2. Lastminute.com fait valoir que ces pratiques, qui ne permettent pas aux agences de voyages en ligne d'accéder au marché de la distribution de billets de train dans des conditions normales de concurrence, doivent être sanctionnées au titre des articles L. 420-1 et L. 420-2 du Code de commerce et des articles 81 et 82 du traité. Cette saisine est accompagnée d'une demande de mesures conservatoires tendant à ce qu'une injonction soit faite à la SNCF, GL e-commerce, Voyages-sncf.com, GL-Expedia et Expedia Inc. de cesser les pratiques mises en ouvre à l'encontre des agences de voyages en ligne.
B. Les entreprises
1. La société Lastminute.com
3. La filiale française du groupe britannique Lastminute.com, créée en septembre 1999, exerce exclusivement une activité de vente de voyages en ligne, notamment sur les sites internet www.lastminute.com, www.degriftour.com, www.travelprice.fr. Le 15 juin 2004, la société a ouvert un point de retrait de documents et titres de voyages, situé 66 avenue des Champs-Elysées, à Paris. En tant qu'intermédiaire indépendant, Lastminute.com achète des produits ou services à des prestataires de voyages et de loisirs pour les revendre soit isolément soit sous forme " pré-packagée ", c'est-à-dire préalablement assemblée par l'agence elle-même ou un tours-opérateur tiers. En outre, depuis juin 2003, Lastminute.com offre du " e-package " ou " package dynamique " pour la vente de voyages incluant des billets d'avion.
2. La SNCF
4. Conformément à l'article 18 alinéa 3 de la loi d'orientation des transports intérieurs (LOTI), l'établissement public et commercial a pour objet " d'exploiter, selon les principes du service public, les services de transport ferroviaire sur le réseau ferré national ".

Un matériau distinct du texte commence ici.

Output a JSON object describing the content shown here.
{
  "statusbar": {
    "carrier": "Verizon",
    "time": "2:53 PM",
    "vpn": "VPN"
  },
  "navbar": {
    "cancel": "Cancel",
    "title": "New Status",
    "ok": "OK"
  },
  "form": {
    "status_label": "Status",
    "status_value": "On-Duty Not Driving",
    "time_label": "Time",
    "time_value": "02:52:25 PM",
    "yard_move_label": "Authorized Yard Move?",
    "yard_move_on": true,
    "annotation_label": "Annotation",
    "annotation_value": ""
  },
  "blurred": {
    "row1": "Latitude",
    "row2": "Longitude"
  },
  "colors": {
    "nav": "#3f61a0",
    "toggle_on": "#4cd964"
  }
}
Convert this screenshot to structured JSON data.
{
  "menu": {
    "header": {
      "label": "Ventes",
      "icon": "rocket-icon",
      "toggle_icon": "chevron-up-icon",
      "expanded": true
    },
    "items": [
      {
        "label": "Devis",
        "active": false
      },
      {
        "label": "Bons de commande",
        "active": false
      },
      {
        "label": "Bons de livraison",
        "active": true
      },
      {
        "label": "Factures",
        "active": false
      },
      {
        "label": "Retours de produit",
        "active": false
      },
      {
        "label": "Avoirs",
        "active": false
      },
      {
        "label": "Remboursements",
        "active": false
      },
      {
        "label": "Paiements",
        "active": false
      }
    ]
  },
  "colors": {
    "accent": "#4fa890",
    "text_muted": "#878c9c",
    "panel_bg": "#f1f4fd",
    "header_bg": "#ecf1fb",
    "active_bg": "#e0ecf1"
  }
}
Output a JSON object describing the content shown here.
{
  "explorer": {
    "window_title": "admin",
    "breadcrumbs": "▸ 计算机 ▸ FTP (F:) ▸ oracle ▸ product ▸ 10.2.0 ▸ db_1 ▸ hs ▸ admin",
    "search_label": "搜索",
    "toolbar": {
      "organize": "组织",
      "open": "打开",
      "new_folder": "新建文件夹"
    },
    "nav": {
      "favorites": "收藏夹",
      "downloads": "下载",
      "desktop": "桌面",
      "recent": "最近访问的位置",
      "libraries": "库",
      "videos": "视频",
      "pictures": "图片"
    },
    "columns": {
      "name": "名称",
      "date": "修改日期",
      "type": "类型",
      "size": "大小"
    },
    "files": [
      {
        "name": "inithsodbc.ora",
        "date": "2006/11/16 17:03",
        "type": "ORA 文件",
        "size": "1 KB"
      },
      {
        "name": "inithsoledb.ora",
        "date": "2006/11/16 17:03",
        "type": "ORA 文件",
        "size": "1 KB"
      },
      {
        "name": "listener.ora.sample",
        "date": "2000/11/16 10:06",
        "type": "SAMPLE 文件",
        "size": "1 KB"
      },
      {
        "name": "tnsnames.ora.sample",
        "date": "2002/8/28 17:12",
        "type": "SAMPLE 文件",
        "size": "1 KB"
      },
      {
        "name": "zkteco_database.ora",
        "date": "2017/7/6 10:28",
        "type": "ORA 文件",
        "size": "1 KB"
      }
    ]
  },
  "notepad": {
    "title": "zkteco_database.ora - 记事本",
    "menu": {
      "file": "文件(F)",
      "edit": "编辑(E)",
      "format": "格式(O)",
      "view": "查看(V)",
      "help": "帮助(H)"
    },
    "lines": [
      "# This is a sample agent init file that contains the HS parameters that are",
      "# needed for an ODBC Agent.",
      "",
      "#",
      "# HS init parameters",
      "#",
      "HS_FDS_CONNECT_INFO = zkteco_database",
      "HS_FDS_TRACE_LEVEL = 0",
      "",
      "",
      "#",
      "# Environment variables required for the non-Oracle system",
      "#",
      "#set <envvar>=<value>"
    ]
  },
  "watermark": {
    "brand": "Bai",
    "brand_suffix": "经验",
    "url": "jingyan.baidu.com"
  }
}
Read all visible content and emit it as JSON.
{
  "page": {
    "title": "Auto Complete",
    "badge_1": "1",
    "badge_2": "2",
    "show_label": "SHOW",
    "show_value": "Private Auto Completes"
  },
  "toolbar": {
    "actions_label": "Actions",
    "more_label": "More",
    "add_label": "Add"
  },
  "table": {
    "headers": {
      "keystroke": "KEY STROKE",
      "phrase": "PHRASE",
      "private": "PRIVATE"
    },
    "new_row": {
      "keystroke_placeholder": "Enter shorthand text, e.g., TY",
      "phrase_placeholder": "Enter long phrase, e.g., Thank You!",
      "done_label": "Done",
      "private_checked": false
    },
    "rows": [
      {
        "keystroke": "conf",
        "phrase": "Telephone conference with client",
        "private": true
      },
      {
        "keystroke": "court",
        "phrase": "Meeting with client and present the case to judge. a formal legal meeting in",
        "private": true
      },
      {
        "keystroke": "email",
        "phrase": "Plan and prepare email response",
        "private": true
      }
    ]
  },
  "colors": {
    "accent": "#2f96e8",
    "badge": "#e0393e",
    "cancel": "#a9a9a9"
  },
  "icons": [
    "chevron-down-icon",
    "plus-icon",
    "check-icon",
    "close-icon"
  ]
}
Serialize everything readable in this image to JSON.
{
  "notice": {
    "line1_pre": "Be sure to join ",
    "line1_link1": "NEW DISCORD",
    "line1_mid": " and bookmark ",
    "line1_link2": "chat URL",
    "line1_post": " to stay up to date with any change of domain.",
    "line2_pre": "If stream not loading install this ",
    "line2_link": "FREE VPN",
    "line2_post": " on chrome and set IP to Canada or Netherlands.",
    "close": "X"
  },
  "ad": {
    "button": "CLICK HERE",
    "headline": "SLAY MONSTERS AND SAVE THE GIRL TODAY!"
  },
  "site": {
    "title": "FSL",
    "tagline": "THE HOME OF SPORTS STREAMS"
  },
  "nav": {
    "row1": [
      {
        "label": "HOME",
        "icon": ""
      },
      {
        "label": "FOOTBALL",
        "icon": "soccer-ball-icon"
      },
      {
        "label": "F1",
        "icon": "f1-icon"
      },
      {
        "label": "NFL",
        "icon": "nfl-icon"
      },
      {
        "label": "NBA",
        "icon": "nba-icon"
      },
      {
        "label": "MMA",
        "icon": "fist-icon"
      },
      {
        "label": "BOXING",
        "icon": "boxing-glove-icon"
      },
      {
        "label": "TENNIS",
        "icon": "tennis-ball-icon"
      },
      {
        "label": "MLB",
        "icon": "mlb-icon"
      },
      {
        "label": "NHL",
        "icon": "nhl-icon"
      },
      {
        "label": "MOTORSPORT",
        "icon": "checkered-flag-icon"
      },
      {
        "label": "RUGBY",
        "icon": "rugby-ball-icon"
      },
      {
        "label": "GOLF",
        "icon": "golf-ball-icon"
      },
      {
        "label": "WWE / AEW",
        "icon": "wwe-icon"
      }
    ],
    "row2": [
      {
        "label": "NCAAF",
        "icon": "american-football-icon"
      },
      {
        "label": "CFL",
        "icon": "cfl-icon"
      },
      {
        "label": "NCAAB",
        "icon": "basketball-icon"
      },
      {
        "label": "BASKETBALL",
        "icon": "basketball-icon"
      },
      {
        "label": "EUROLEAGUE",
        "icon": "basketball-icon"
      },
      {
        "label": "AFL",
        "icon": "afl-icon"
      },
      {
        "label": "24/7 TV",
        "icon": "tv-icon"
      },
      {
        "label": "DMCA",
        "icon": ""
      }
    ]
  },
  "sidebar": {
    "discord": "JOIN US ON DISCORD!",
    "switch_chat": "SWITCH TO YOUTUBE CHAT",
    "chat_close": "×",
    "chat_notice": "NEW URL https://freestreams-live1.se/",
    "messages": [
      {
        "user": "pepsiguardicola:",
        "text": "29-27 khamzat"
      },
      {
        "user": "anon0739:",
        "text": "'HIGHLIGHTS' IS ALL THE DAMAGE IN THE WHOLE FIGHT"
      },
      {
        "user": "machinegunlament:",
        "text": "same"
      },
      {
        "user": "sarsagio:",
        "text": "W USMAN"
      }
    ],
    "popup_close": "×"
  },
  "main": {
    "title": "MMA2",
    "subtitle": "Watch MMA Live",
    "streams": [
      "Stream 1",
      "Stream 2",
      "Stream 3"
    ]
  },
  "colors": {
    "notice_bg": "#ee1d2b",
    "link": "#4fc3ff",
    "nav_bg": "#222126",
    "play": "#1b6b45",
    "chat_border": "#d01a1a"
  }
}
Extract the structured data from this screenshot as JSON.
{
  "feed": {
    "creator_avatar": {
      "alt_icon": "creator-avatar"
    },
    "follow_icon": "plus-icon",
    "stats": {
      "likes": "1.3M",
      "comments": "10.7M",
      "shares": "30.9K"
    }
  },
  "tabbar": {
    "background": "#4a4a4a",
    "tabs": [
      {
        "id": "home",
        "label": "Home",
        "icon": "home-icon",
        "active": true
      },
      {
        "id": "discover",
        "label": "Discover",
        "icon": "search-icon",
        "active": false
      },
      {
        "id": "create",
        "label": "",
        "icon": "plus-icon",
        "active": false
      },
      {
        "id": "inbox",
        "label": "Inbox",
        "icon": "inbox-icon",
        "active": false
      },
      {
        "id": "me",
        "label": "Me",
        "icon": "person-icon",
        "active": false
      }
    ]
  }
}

5. Sur le marché de la distribution de billets de train, la SNCF dispose de ses propres canaux de distribution ; dès 1997, la SNCF a utilisé l'Internet d'abord à titre informationnel, puis comme canal de vente. En 2004, la SNCF réalisera un volume d'affaires prévisionnel de 5 milliards d'euros, pour l'ensemble de ses canaux de distribution (guichets et bornes libre-service des gares, centres d'appels téléphoniques " Lignes Directes ", boutiques SNCF, site www.voyages-sncf.com).
3. GL e-commerce
6. GL e-commerce, créée en août 2000, a pour objet d'étudier les opportunités de développement dans les domaines du commerce et des communautés sur Internet et de nouer des partenariats ou de gérer des participations de la SNCF dans les secteurs des voyages.
7. Depuis le 29 décembre 2000, GL e-commerce détient 100 % des parts de Voyages-sncf.com. En outre, GL e-commerce exerce une activité de prestataire de services techniques et informatiques pour les sociétés du groupe SNCF. Ainsi, GL e-commerce gère le " Core Booking Engine " (interface web permettant l'accès au système de réservation Résarail de la SNCF) mis à sa disposition par Voyages-sncf.com, sur la base duquel GL e-commerce a développé, en août 2001, le système RAVEL pour les agences de voyages en ligne agréées par la SNCF et désireuses de vendre du train en ligne.
4. Voyages-sncf.com
8. Voyages-sncf.com, société créée en juin 2000, exerce deux activités : d'une part, Voyages-sncf.com fournit les informations relatives aux horaires des trains (partie informationnelle du site) et ne perçoit à ce titre aucune rémunération ; d'autre part, depuis octobre 2000, Voyages-sncf.com distribue les produits ferroviaires de la SNCF sur Internet, moyennant le paiement d'une commission. Le 12 septembre 2001, Voyages-sncf.com a conclu un mandat de distribution avec la SNCF, avec effet rétroactif au 1er janvier 2001. Depuis janvier 2004, Voyages-sncf.com ne distribue plus que deux types de produits ferroviaires, des billets de train et des formules " train + voiture AVIS ".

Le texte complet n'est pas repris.